Only God can set us free
Following the Fall, Adam and Eve made coverings for themselves to cover their nakedness and shame (Gen 3:7) but God provided them with long tunics made from animal skins (Gen 3:21). God did for the couple what they cannot do for themselves adequately concerning their shame. If Adam and Eve as the first homo sapiens are representatives of humans, then the narrative of the Fall tells us that only God can deal adequately with humanity’s corrupted shame. To get the animal skin to cover Adam and Eve from their shame, a sacrifice is required, thus foreshadowing the sacrifice of Jesus Christ on the cross for both our sin and shame.
That is why when Jesus died for our corrupted shame on the cross, He hung there naked. The shameful exposure of His genitals symbolizes the immoral nature of our fallen sexuality that He would conquer and set us free from our lustful desires.

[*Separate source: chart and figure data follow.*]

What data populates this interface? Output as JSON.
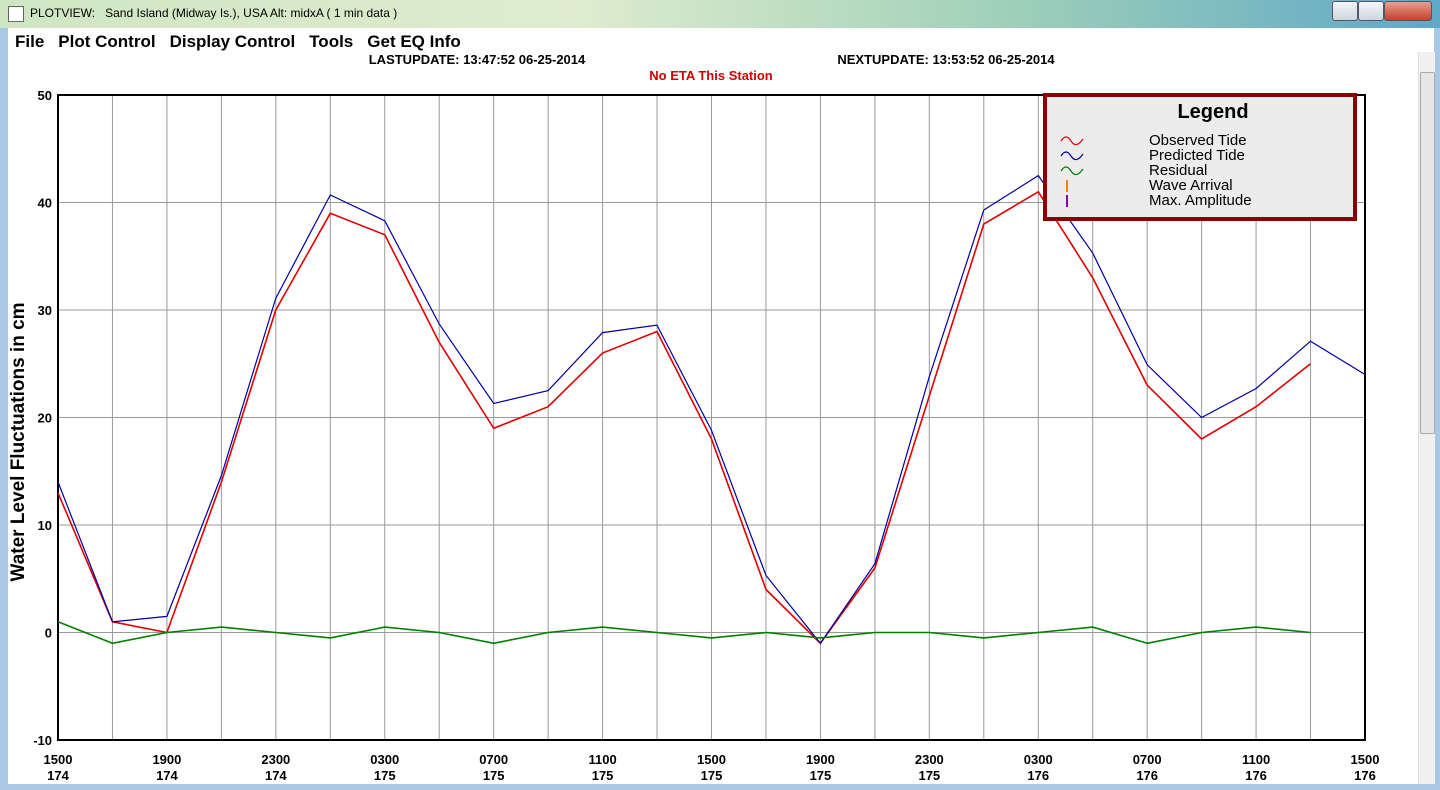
{
  "window": {
    "title": "PLOTVIEW:   Sand Island (Midway Is.), USA Alt: midxA ( 1 min data )"
  },
  "menu": [
    "File",
    "Plot Control",
    "Display Control",
    "Tools",
    "Get EQ Info"
  ],
  "header": {
    "last_update": "LASTUPDATE: 13:47:52 06-25-2014",
    "next_update": "NEXTUPDATE: 13:53:52 06-25-2014",
    "eta": "No ETA This Station"
  },
  "chart_data": {
    "type": "line",
    "y_label": "Water Level Fluctuations in cm",
    "categories": [
      "1500",
      null,
      "1900",
      null,
      "2300",
      null,
      "0300",
      null,
      "0700",
      null,
      "1100",
      null,
      "1500",
      null,
      "1900",
      null,
      "2300",
      null,
      "0300",
      null,
      "0700",
      null,
      "1100",
      null,
      "1500"
    ],
    "days": [
      "174",
      null,
      "174",
      null,
      "174",
      null,
      "175",
      null,
      "175",
      null,
      "175",
      null,
      "175",
      null,
      "175",
      null,
      "175",
      null,
      "176",
      null,
      "176",
      null,
      "176",
      null,
      "176"
    ],
    "series": [
      {
        "name": "Observed Tide",
        "color": "#e00000",
        "values": [
          13,
          1,
          0,
          14,
          30,
          39,
          37,
          27,
          19,
          21,
          26,
          28,
          18,
          4,
          -1,
          6,
          22,
          38,
          41,
          33,
          23,
          18,
          21,
          25,
          null
        ]
      },
      {
        "name": "Predicted Tide",
        "color": "#0000a0",
        "values": [
          14,
          1,
          1.5,
          14.6,
          31.1,
          40.7,
          38.3,
          28.7,
          21.3,
          22.5,
          27.9,
          28.6,
          18.8,
          5.3,
          -1,
          6.4,
          23.8,
          39.3,
          42.5,
          35.3,
          24.9,
          20,
          22.7,
          27.1,
          24
        ]
      },
      {
        "name": "Residual",
        "color": "#008000",
        "values": [
          1,
          -1,
          0,
          0.5,
          0,
          -0.5,
          0.5,
          0,
          -1,
          0,
          0.5,
          0,
          -0.5,
          0,
          -0.5,
          0,
          0,
          -0.5,
          0,
          0.5,
          -1,
          0,
          0.5,
          0,
          null
        ]
      }
    ],
    "legend_title": "Legend",
    "legend_extra": [
      {
        "name": "Wave Arrival",
        "color": "#ff8000"
      },
      {
        "name": "Max. Amplitude",
        "color": "#9000b0"
      }
    ],
    "ylim": [
      -10,
      50
    ],
    "yticks": [
      -10,
      0,
      10,
      20,
      30,
      40,
      50
    ],
    "grid": true
  }
}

However, even though Jesus had died on the Cross as atonement for our sins, He still instituted the symbolic act of the Holy Communion because all spiritual truths require a process of sanctification before they are fully translated into our psyche and manifested in our character. Likewise, even though Jesus has also died for our corrupted shame, we still have to appropriate by mental imagery and symbolic acts the spiritual victory to cleanse us of our corrupted shame and corrupted shame memories.
Holistic remedy
After Robert is convinced of the insights he received from me as part of the psychoeducation during his therapy, he started to embark on performing the transactional prayer on a daily basis to appropriate to himself the victory of our Lord Jesus Christ on the Cross over our corrupted shame.
Since sanctification is a lengthy process before the spiritual truths are fully translated into our psyche and manifested in our character, Robert also committed to me two other practical safeguards. First, he agreed that he would start to travel for ministry with his wife, and if she is not available, with another male companion to share the same room with him. Otherwise, he would request to be hosted in someone’s house. Second, he is committed to account to me once every two weeks about his moral well-being. It is almost a year since this took place and Robert has been on track to be set free from his sexual sin and bondage.